Everything Old Is Repurposed Again

My last post, I wrote about how happy I am with my cell phone switch to Sprint. So far, still am. YAY! I also mentioned I talked a friend into giving Sprint a try.  For the sake of expediency, I'll call that friend Brad.  Brad even went with the same phone, an HTC Hero.

A surprise payoff for all that happy enthusiasm: Brad returned the favor by sharing with me his accidental discovery, which I'm now going to pass along to you, you lucky fellow sojourners. This grand discovery will work no matter who your wireless carrier*.  Prepare yourself for brilliance.

But first, let me say that for his 30-day Sprint test period, like me, my friend also made use of a Sprit temporary cell number. He previously used Verizon Wireless (as did I), which he kept during the Sprint 30-day trial. I highly recommend this method because that way, you can doubly annoy your friends by tag teaming them with calls.

"Can you hear me now?"

Click.

Ring. Ring …

"But can you hear me better now?"

After Brad ported his old number to Sprint, one day he called and asked the usual Can you hear me okay now? question. Yes, I could. (Cheers around! Still works!) He explained he was testing something else new, thus the call. He'd loaded music into his Hero and for the first time decided to give it a try in his vehicle. And then …

Here's how the discovery came about.

--He grabbed the car gadget (right) he long ago purchased to use with his portable CD player. (Remember portable CD players? This is why we can never ever throw anything away, right?)



--He slipped the "tape" into the tape deck and plugged the "headset" end into his phone. He did nothing with the power supply that goes in the cigarette lighter.

--He pushed the play button on his Hero, set the phone in the ash tray and voila! Hero music through the car stereo!

But wait for it ... here comes the good part!

--Suddenly the music stopped. But … the PHONE RANG! He pushed "answer" on his phone, and just like that, he heard the caller's voice through his car stereo system too. The Hero has a good enough microphone that the caller (then I, during his test call) could hear him fine, even though he left the phone in the ash tray.

HANDS-FREE, NO-COST cell phone system!

I said, "Wait a minute! I think *I* still have one of those around somewhere!" And indeed I did. I'd stored it away with the old Discman, the one I used to put in a fanny pack to walk on the prairie path. Of course I now use a Sansa clip-on MP3 player [Sandisk pink thing on top of Discman, now old too] for those walks and to listen to books on tape. (We've come a long way baby, eh?) But it never occurred to me to use that same old portable CD car gadget on my MP3 player, which I've now learned works way better than the "tune to one of these station" pieces of static-y junk I bought and tossed!

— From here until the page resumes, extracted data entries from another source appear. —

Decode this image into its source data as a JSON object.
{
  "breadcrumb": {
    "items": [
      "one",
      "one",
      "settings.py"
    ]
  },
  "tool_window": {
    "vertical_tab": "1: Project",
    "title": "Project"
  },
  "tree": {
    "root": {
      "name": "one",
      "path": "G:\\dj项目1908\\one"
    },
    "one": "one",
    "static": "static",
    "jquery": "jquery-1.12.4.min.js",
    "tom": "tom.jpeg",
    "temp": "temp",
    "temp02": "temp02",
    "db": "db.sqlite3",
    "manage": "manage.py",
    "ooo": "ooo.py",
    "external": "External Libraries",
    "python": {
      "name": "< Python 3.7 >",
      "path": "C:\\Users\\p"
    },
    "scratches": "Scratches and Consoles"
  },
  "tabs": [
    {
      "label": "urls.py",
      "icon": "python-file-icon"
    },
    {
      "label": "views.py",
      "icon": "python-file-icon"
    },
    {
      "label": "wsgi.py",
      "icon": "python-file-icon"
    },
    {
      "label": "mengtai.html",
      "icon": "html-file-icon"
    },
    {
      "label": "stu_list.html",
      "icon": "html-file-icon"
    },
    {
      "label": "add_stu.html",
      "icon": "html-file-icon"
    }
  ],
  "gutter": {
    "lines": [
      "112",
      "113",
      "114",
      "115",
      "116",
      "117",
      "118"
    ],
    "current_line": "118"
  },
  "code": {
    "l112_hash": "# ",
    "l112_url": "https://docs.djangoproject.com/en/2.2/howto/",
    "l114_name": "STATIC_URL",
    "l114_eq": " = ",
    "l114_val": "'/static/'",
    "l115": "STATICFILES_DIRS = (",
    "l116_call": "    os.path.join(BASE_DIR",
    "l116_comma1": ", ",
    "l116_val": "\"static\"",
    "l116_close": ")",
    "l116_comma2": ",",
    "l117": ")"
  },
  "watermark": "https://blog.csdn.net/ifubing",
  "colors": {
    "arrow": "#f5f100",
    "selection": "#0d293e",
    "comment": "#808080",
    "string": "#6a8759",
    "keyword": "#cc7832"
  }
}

Although I'm weaning myself from driving and talking on the phone (I promise you, I am), it's still good to know I can listen to my own music on my own car stereo system and still take a call—so that I can tell them I'll call them back when I pull over. (In case the law is reading this.) Or quickly tell my agent that yes, I have decided to accept that measly bazillion dollar book advance. (A girl can dream, can't she?) Or tell my husband, "No, honey, I wasn't in that multi-car pile-up on I-90 that NBC is talking about." Or my lunch date, "No, I haven't forgotten. I'm just running late." Or my editor, "Of course I'm home working on the book!" (Not necessarily in that order. No. Never.)

*The trick here is that you have to have a vehicle old enough to take a cassette tape. (You remember those, right?) And you have to be a pack rat. And a techno geek, and … easily entertained.

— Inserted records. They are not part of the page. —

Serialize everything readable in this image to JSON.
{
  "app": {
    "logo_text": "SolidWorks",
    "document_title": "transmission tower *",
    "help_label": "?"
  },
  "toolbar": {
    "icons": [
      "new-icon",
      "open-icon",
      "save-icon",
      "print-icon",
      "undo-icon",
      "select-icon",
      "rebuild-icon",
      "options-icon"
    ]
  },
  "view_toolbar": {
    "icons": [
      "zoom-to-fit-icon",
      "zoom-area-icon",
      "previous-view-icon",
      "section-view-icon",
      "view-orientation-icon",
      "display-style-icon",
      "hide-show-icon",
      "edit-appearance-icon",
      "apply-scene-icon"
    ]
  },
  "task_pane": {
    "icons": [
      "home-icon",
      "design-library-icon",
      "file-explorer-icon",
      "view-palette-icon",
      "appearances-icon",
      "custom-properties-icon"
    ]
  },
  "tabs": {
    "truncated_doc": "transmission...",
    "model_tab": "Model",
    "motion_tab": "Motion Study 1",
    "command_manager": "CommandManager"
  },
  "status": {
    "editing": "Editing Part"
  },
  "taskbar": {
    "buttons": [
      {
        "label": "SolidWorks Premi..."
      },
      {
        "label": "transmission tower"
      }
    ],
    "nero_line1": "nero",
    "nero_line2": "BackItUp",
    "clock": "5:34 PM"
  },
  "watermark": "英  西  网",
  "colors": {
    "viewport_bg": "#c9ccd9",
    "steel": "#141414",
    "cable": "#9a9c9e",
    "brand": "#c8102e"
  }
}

If you've found handy new travel uses for other old stuff, please comment here. In this economy, every little bit helps.

And by the way, if Brad and I are the last people to know about this "wonderful old portable CD multi-purpose cassette cord discovery," please keep it to yourself. In my mind, I am about to be a bazillion dollars richer from that new book contract I'm going to accept through my stereo speakers, and he is a genius.

1 comment:

Dana Jensen said...

See, Char, that's why we're not pack rats -- we're preservationists! I love the idea! Thanks!